Le Sommet de l’avenir des Nations Unies prévu ce mois devra admettre que l’Afrique n’atteindra pas la plupart des objectifs de développement durable.

Alors que le Sommet de l’avenir des Nations Unies approche, l’Afrique se trouve à un tournant décisif. À six ans de l’échéance de 2030, il est peu probable que le continent atteigne les objectifs de développement durable (ODD) fixés par l’ONU.

Doit-elle redoubler d’efforts et accélérer la cadence, essayer d’allonger le calendrier, ou abandonner complètement certains objectifs et canaliser les ressources vers les priorités des différents pays ?

Sur les 144 cibles des ODD, seulement 10 pourraient être atteintes d’ici 2030. Pour 106 d’entre elles, une action plus rapide est indispensable, tandis que 28 sont en régression.

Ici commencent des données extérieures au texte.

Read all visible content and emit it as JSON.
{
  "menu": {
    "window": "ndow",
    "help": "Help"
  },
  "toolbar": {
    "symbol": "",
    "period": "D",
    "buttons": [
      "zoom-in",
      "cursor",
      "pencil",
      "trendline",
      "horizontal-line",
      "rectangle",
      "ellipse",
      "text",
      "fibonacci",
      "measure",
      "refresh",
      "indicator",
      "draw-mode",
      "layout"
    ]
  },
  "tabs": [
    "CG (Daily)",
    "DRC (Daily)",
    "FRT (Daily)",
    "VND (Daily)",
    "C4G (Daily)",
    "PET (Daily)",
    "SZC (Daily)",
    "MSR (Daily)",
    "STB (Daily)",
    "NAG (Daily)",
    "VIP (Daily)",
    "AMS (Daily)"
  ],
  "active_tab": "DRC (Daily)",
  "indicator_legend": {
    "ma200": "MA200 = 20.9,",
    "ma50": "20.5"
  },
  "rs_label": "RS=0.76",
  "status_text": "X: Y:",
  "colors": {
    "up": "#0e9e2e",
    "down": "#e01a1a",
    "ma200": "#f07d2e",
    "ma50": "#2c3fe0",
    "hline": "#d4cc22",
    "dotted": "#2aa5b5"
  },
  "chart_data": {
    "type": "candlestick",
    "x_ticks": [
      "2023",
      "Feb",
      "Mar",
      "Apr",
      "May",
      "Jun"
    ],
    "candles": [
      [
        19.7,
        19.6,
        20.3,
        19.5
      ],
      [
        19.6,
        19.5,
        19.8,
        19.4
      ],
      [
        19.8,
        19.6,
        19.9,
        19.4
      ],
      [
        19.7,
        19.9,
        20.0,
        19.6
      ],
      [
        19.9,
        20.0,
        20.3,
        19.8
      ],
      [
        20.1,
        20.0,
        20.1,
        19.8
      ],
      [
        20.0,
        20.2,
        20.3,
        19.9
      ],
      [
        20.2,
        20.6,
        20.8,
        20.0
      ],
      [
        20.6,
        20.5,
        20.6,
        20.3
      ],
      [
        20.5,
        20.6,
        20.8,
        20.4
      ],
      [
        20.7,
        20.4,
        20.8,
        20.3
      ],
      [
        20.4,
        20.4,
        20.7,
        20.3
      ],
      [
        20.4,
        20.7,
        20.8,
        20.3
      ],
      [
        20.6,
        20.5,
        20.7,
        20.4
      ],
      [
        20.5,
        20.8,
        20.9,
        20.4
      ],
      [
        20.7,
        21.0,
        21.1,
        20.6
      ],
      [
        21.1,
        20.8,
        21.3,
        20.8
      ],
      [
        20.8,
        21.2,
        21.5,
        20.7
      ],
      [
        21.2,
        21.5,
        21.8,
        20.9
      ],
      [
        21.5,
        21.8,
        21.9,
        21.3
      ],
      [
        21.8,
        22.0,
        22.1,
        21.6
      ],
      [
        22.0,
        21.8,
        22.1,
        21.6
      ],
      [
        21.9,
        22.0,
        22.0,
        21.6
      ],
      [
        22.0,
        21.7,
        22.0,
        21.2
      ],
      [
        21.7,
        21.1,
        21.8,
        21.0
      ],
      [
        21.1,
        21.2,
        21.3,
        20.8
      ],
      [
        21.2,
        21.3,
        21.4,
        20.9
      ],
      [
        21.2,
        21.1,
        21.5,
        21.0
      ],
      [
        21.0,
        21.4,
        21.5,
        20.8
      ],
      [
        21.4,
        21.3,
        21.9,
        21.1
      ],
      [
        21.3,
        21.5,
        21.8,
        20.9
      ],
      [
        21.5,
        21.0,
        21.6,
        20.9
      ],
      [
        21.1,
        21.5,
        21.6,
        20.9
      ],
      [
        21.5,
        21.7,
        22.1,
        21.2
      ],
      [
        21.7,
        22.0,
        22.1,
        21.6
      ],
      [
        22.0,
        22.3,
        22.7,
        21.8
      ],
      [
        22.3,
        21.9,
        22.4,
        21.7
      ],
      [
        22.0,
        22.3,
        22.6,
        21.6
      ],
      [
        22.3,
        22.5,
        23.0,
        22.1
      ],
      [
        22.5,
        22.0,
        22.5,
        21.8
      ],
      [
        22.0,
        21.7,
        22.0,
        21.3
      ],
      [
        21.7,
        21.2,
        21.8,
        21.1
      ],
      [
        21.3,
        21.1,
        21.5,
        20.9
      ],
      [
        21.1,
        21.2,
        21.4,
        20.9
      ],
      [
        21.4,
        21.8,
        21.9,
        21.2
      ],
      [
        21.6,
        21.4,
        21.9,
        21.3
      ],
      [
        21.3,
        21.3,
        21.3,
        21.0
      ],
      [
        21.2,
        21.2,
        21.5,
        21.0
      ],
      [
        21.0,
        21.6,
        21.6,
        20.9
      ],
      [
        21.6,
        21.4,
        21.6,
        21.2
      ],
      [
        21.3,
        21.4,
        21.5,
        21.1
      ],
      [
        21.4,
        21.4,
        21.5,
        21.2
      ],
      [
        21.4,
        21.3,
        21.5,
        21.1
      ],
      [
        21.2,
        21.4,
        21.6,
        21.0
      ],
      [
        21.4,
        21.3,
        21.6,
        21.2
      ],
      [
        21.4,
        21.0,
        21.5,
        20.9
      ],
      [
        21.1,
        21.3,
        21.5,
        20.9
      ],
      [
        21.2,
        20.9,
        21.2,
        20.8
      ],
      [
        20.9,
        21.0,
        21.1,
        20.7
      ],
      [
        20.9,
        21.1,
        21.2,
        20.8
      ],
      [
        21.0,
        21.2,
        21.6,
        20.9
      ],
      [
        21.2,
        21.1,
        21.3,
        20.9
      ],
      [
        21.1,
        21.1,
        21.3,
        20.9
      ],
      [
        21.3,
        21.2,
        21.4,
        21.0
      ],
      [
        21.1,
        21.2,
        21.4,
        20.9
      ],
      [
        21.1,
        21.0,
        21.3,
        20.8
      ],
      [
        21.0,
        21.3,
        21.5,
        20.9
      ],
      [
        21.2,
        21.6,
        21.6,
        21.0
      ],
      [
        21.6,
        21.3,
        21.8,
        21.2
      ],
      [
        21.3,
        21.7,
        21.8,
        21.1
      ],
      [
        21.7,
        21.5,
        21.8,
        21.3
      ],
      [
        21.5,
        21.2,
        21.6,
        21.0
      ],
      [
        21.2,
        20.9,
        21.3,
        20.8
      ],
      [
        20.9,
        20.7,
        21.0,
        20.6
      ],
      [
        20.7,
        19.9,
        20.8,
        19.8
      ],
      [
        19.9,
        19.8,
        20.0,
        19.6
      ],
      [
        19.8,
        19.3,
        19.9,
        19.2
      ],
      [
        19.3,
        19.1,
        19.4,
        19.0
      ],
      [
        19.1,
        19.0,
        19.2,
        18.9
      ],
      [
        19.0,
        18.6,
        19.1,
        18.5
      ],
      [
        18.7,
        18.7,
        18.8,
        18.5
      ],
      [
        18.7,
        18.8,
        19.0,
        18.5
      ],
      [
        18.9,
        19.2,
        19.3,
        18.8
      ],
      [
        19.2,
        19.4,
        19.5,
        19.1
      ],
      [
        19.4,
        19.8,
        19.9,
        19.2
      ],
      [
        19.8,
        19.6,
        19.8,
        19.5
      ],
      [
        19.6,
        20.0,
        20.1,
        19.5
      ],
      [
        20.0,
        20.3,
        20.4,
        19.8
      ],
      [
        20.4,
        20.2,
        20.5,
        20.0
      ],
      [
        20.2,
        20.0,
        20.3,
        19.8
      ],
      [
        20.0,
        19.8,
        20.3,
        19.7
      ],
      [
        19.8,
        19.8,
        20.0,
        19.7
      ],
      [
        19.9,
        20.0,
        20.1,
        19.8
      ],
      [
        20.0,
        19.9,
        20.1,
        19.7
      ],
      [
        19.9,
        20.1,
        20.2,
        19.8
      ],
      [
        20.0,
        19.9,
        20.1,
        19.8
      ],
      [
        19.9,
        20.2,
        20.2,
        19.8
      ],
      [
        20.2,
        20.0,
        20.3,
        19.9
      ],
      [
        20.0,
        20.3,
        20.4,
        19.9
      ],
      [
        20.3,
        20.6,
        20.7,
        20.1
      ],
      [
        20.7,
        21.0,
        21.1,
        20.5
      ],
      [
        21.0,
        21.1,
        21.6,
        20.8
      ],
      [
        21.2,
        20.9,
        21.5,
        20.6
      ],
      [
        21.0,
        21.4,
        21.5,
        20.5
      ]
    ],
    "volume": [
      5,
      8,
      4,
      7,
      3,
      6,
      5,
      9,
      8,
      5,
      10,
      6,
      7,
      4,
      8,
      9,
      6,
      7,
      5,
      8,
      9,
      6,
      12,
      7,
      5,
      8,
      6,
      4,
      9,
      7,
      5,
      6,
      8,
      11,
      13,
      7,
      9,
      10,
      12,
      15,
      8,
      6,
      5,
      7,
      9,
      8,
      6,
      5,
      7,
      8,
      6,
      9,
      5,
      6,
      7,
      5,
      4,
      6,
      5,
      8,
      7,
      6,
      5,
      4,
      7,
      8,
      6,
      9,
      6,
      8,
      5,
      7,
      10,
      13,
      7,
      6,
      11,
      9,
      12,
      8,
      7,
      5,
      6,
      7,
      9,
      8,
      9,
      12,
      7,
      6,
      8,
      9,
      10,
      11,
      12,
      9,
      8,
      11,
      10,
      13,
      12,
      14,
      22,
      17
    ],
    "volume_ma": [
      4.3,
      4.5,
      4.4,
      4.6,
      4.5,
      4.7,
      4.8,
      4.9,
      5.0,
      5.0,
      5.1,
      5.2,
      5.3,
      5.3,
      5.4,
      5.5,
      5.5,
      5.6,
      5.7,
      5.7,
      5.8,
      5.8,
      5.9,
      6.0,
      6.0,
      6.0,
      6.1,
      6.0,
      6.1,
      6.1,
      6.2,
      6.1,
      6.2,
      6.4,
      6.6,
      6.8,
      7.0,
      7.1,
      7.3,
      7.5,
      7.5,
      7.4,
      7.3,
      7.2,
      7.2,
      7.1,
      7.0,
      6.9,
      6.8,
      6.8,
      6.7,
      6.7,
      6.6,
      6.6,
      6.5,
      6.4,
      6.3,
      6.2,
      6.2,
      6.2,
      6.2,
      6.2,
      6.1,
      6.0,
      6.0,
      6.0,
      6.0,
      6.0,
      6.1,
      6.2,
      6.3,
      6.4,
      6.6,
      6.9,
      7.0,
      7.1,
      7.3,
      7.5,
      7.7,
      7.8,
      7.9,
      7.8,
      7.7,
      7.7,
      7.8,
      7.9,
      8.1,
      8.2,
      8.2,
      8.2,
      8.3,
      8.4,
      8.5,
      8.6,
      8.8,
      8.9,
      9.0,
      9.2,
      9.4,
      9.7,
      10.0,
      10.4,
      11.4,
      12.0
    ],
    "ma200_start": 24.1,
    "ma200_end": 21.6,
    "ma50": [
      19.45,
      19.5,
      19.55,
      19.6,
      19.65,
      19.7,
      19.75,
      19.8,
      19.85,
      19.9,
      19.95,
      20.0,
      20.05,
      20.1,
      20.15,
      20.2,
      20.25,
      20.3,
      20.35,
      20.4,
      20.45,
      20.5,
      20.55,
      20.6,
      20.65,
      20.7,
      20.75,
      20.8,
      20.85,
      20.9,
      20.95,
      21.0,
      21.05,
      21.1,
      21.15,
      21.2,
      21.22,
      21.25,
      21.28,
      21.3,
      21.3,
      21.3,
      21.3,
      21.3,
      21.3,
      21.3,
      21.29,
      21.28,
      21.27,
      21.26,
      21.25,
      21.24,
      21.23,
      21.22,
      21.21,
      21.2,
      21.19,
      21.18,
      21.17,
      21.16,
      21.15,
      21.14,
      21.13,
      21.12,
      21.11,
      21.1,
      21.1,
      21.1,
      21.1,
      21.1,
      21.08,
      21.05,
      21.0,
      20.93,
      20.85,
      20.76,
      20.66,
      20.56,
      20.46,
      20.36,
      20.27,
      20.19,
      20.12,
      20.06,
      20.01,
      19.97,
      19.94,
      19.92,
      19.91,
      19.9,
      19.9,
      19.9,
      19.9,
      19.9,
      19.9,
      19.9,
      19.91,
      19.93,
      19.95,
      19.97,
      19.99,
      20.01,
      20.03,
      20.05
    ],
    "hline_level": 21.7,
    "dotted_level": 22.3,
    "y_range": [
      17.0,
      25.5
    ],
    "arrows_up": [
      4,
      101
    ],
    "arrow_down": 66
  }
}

Des progrès notables ont été faits dans les domaines des infrastructures (ODD n° 9, notamment avec l’expansion du réseau mobile) et de l’éducation (ODD n° 4, particulièrement avec la hausse du taux de scolarisation). Cependant, selon les projections, plus de 23 % des Africains vivront encore dans la pauvreté absolue en 2030, un échec pour l’ODD n° 1.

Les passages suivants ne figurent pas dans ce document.